Late last year, when we took a look at how well agencies were complying with the first deadlines tied to President Barack Obama’s open data executive order we were impressed by the fact that most of the cabinet level agencies (along with a number of independent ones) released their data.json files on time. Unfortunately, another requirement in the executive order guidance is proving a little more time consuming for agencies to accomplish.

The guidance requires agencies to set up a /data page on their websites. The page should include a human readable “table/list of each data set,” which are intended to serve as the “authoritative source of publicly available agency data.” As of this writing, only a few agencies include such a list on their /data page.

It is understandable that agencies chose to put this requirement off in favor of building out their JSON files and getting in sync with data.gov’s system. However, it is important that agencies recognize these human readable lists as a vital part of complying with the executive order.
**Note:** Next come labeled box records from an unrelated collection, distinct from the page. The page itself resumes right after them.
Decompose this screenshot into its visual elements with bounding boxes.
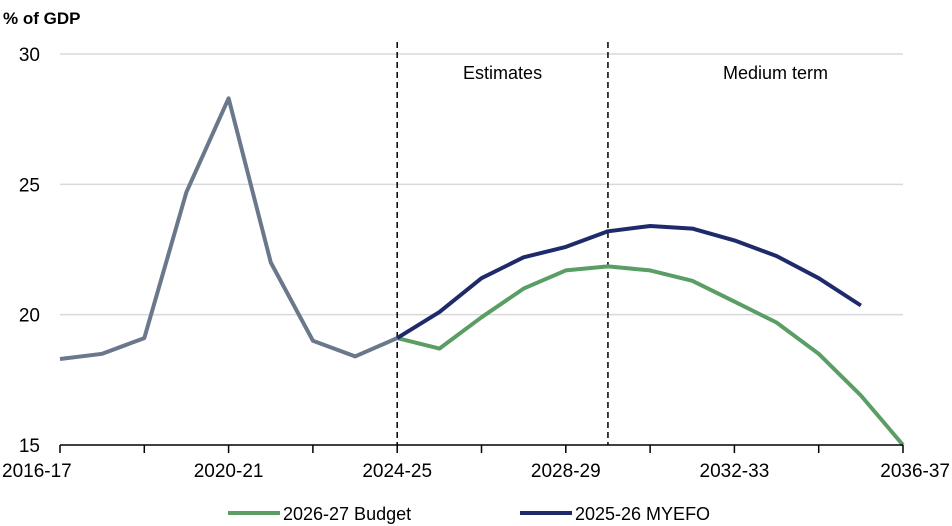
legend: 2026-27 Budget 2025-26 MYEFO [228,504,710,524]
region-dividers [396,42,609,445]
y-tick-label-20: 20 [19,306,40,327]
series-lines [59,96,905,447]
x-tick-label-2024-25: 2024-25 [362,461,432,482]
region-label-0: Estimates [463,63,542,83]
x-tick-label-2036-37: 2036-37 [880,461,950,482]
x-tick-label-2020-21: 2020-21 [194,461,264,482]
series-line-1 [396,264,905,447]
region-label-1: Medium term [723,63,828,83]
y-axis-unit-label: % of GDP [3,9,80,28]
series-line-0 [59,96,398,361]
legend-label-1: 2025-26 MYEFO [575,504,710,524]
x-tick-label-2032-33: 2032-33 [700,461,770,482]
legend-label-0: 2026-27 Budget [283,504,411,524]
region-labels: Estimates Medium term [463,63,828,83]
y-tick-label-15: 15 [19,436,40,457]
gridlines [60,53,903,316]
legend-item-0: 2026-27 Budget [228,504,411,524]
x-axis-tick-labels: 2016-17 2020-21 2024-25 2028-29 2032-33 2036-… [2,461,950,482]
x-tick-label-2016-17: 2016-17 [2,461,72,482]
series-line-2 [396,224,862,340]
x-tick-label-2028-29: 2028-29 [531,461,601,482]
y-axis-tick-labels: 15 20 25 30 [19,45,40,457]
y-tick-label-30: 30 [19,45,40,66]
x-axis-ticks [59,445,904,453]
y-tick-label-25: 25 [19,175,40,196]
legend-item-1: 2025-26 MYEFO [520,504,710,524]
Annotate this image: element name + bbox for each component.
These lists will allow less tech-savvy data consumers to fully engage with the scope of an agency’s data holdings. Without an easily readable list, consumers will either need programming knowledge or a deep understanding of the often complicated workings of data.gov to effectively utilize the new data listings.

These JSON files appear to be nothing more than unending strings of characters to the untrained eye. It’s not likely that non-programmers would able to quickly parse an inventory in this format to find what they are looking for.

A screenshot from the Department of Labor's public JSON of its data inventory
Screenshot of the Department of Labor JSON public data inventory.

In contrast, some agencies have made the open and accessible display of these data sets a priority. The Department of Justice’s data inventory is a great example. Its data sets have a clearly delineated title — meaning web viewers don’t have to dig through line after line of unformatted text to find what they’re looking for — as well as a short summary paragraph, contact information, a hyperlink for downloading the data and other information.

A screenshot of the Department of Justice's data page featuring the metadata which includes title, contact information and a URL for downloading the data set among other information.
Screenshot of the Dept. of Justice’s public data listing website

This display allows academics, journalists and others searching for information on Department of Justice website to readily find data sources matching their search terms.

Such agencies have designed their /data pages around robust, readable lists. In the short term, however, the solution can be as simple as hosting a spreadsheet. It could take mere hours for an adept programmer to pull the information in an agency’s data.json file into an easier to read spreadsheet that could then be hosted on the corresponding /data page.

With Open Data Day (Feb. 22) fast approaching, we think that conversion of some of the hairier JSON data files into a more human readable format would be a worthy task for any programmer interested in freeing government data.

The departments of Commerce, Defense and Homeland Security are all among the agencies missing a full web based public data listing — conversion of their JSON inventory could mean that scores of new researchers could access these valuable troves of data.